A rigor, forçando a barra das classificações inúteis, há dois tipos principais de amor. E, como o encontro deles costuma ser raro, convém nomeá-los com a esperança de que apareçam juntos.
O primeiro é lento, diário, comezinho. É um amor que olha, cuida e chega a ser altruísta. É solidário. Nunca será solitário, mesmo estando sozinho. Perdeu o rastro do tempo em que foi Narciso e só olha para os mitos que puderem acolher a realidade. É amor real, que acolhe quase o tempo todo. Vive no presente, embora tenha um passado e os dois olhos voltados para o futuro. Prático, faz planos, antecipa. Não se confunde, convicto da sua existência. Alimenta, faz compras e cálculos, prestativo. É o que pode, mesmo cansado, fazer um curativo. Aquece, se for para aquecer. Esfria, se for para esfriar. Dança conforme a dança do outro, porque dança junto, companheiro, amor o tempo todo, mesmo quando, aparentemente, não está ali. Em sua realidade, sonha um sonho que só poderia ser interpretado por um Ianomâmi.
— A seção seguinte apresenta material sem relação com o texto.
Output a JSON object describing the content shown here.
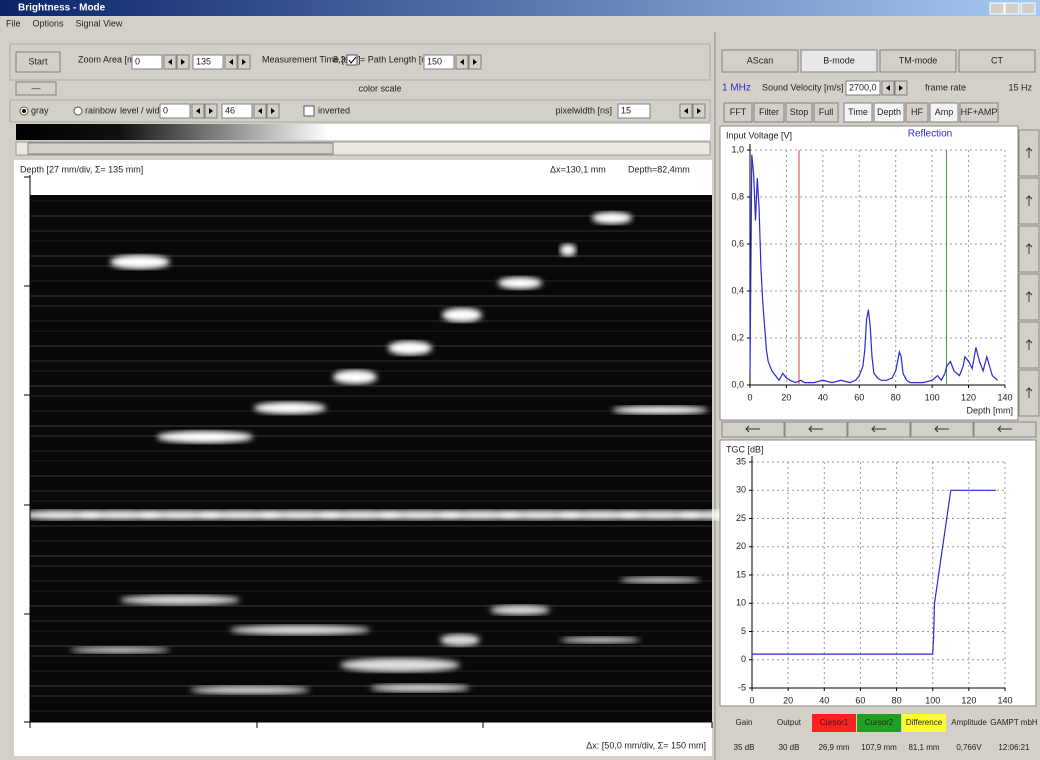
{
  "window": {
    "title": "Brightness - Mode",
    "menu": [
      "File",
      "Options",
      "Signal View"
    ]
  },
  "toolbar": {
    "start": "Start",
    "zoom_label": "Zoom Area [mm]",
    "zoom_from": "0",
    "zoom_to": "135",
    "time_label": "Measurement Time [sec]",
    "time_value": "8,3",
    "path_label": "= Path Length [mm]",
    "path_length": "150",
    "collapse": "—",
    "color_scale": "color scale",
    "gray": "gray",
    "rainbow": "rainbow",
    "level_label": "level / width",
    "level": "0",
    "width": "46",
    "inverted": "inverted",
    "pixelwidth_label": "pixelwidth [ns]",
    "pixelwidth": "15"
  },
  "bscan": {
    "depth_info": "Depth [27 mm/div, Σ= 135 mm]",
    "dx": "Δx=130,1 mm",
    "depth": "Depth=82,4mm",
    "x_info": "Δx: [50,0 mm/div, Σ= 150 mm]"
  },
  "right_panel": {
    "tabs": [
      "AScan",
      "B-mode",
      "TM-mode",
      "CT"
    ],
    "frequency": "1 MHz",
    "velocity_label": "Sound Velocity [m/s]",
    "velocity": "2700,0",
    "frame_rate_label": "frame rate",
    "frame_rate": "15 Hz",
    "buttons": [
      "FFT",
      "Filter",
      "Stop",
      "Full",
      "Time",
      "Depth",
      "HF",
      "Amp",
      "HF+AMP"
    ]
  },
  "chart_data": [
    {
      "type": "line",
      "title": "Reflection",
      "y_label": "Input Voltage [V]",
      "x_label": "Depth [mm]",
      "color": "#2a2ad0",
      "grid": true,
      "xlim": [
        0,
        140
      ],
      "xticks": [
        0,
        20,
        40,
        60,
        80,
        100,
        120,
        140
      ],
      "ylim": [
        0,
        1
      ],
      "yticks": [
        {
          "value": 0,
          "label": "0,0"
        },
        {
          "value": 0.2,
          "label": "0,2"
        },
        {
          "value": 0.4,
          "label": "0,4"
        },
        {
          "value": 0.6,
          "label": "0,6"
        },
        {
          "value": 0.8,
          "label": "0,8"
        },
        {
          "value": 1,
          "label": "1,0"
        }
      ],
      "cursors": [
        {
          "x": 26.9,
          "color": "#e04040"
        },
        {
          "x": 107.9,
          "color": "#30a030"
        }
      ],
      "x": [
        0,
        1,
        2,
        3,
        4,
        5,
        6,
        7,
        8,
        9,
        10,
        12,
        14,
        16,
        18,
        20,
        22,
        25,
        28,
        30,
        35,
        40,
        45,
        50,
        55,
        58,
        60,
        62,
        63,
        64,
        65,
        66,
        67,
        68,
        70,
        72,
        75,
        78,
        80,
        82,
        83,
        84,
        86,
        88,
        90,
        95,
        100,
        103,
        105,
        107,
        108,
        110,
        112,
        115,
        117,
        118,
        120,
        122,
        124,
        126,
        128,
        130,
        133,
        136
      ],
      "values": [
        0.05,
        0.98,
        0.9,
        0.7,
        0.88,
        0.75,
        0.5,
        0.35,
        0.25,
        0.15,
        0.1,
        0.06,
        0.04,
        0.02,
        0.05,
        0.03,
        0.02,
        0.01,
        0.02,
        0.01,
        0.01,
        0.02,
        0.01,
        0.02,
        0.01,
        0.02,
        0.04,
        0.08,
        0.15,
        0.28,
        0.32,
        0.25,
        0.12,
        0.05,
        0.03,
        0.02,
        0.02,
        0.03,
        0.06,
        0.14,
        0.12,
        0.05,
        0.02,
        0.01,
        0.01,
        0.01,
        0.02,
        0.04,
        0.02,
        0.05,
        0.08,
        0.1,
        0.06,
        0.04,
        0.08,
        0.12,
        0.1,
        0.07,
        0.16,
        0.1,
        0.06,
        0.12,
        0.04,
        0.02
      ]
    },
    {
      "type": "line",
      "y_label": "TGC [dB]",
      "color": "#2a2ad0",
      "grid": true,
      "xlim": [
        0,
        140
      ],
      "xticks": [
        0,
        20,
        40,
        60,
        80,
        100,
        120,
        140
      ],
      "ylim": [
        -5,
        35
      ],
      "yticks": [
        -5,
        0,
        5,
        10,
        15,
        20,
        25,
        30,
        35
      ],
      "x": [
        0,
        100,
        100.5,
        101,
        110,
        135
      ],
      "values": [
        1,
        1,
        4,
        10,
        30,
        30
      ]
    }
  ],
  "status_bar": [
    {
      "label": "Gain",
      "value": "35 dB"
    },
    {
      "label": "Output",
      "value": "30 dB"
    },
    {
      "label": "Cursor1",
      "value": "26,9 mm",
      "color": "#ff2020"
    },
    {
      "label": "Cursor2",
      "value": "107,9 mm",
      "color": "#20a020"
    },
    {
      "label": "Difference",
      "value": "81,1 mm",
      "color": "#ffff30"
    },
    {
      "label": "Amplitude",
      "value": "0,766V"
    },
    {
      "label": "GAMPT mbH",
      "value": "12:06:21"
    }
  ]
}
O outro amor é rompante. Explosivo. Contraditório. Ele tem fé em Narciso, mas pode estar completamente sozinho, alimentado de algum outro amor. Olha, lambe, toca, ao mesmo tempo. Fascinado, exerce um fascínio, com paradoxo: abalado, nada o abala, banhado de medo amoroso de deixar de ser. Mais erótico do que o primeiro, tão erótico que pode se tornar pornográfico. Ama bem mais do que cuida, contempla bem mais do que prepara. Treme. Dança sozinho. Pode não ter passado, mas ocupa todo o presente. E, sobretudo, ignora o futuro. Em sua realidade, sonha um sonho que só poderia ser interpretado por um compositor popular.
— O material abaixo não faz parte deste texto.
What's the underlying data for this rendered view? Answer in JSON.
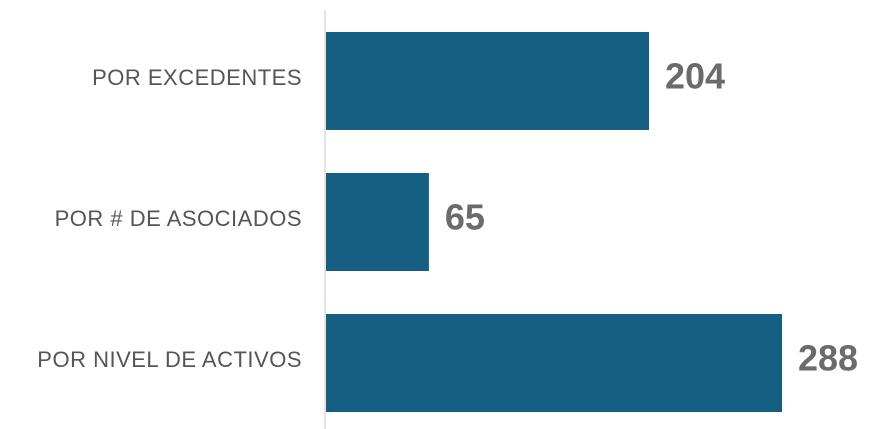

Mas há um passado em comum nos dois amores. Ambos prestam contas ao começo, onde e quando uma figura materna amava. Amava cuidando, daí os rastros do primeiro amor. Amava fascinada, daí os rastros do segundo. Mas a tarefa materna era de tal forma laboriosa que ficava difícil juntar. Por isso, ao cuidar, sob o peso de tantas tarefas, o olhar da mãe podia se recolher e o fascínio estar ausente. Então, de repente, em pleno cuidado lento, exercia o milagre de fascinar-se e juntava os dois amores em um só.
Juntar será difícil para sempre. Mas, ora cuidando, ora fascinando, uma hora juntará, de repente. E aí ocorrerá aquela epifania, onde e quando até mesmo a morte, com todas as suas modalidades, retira-se com a viva sensação de que nunca mais irá voltar, porque naquele momento já seria inútil destruir o que se tornou inteiro.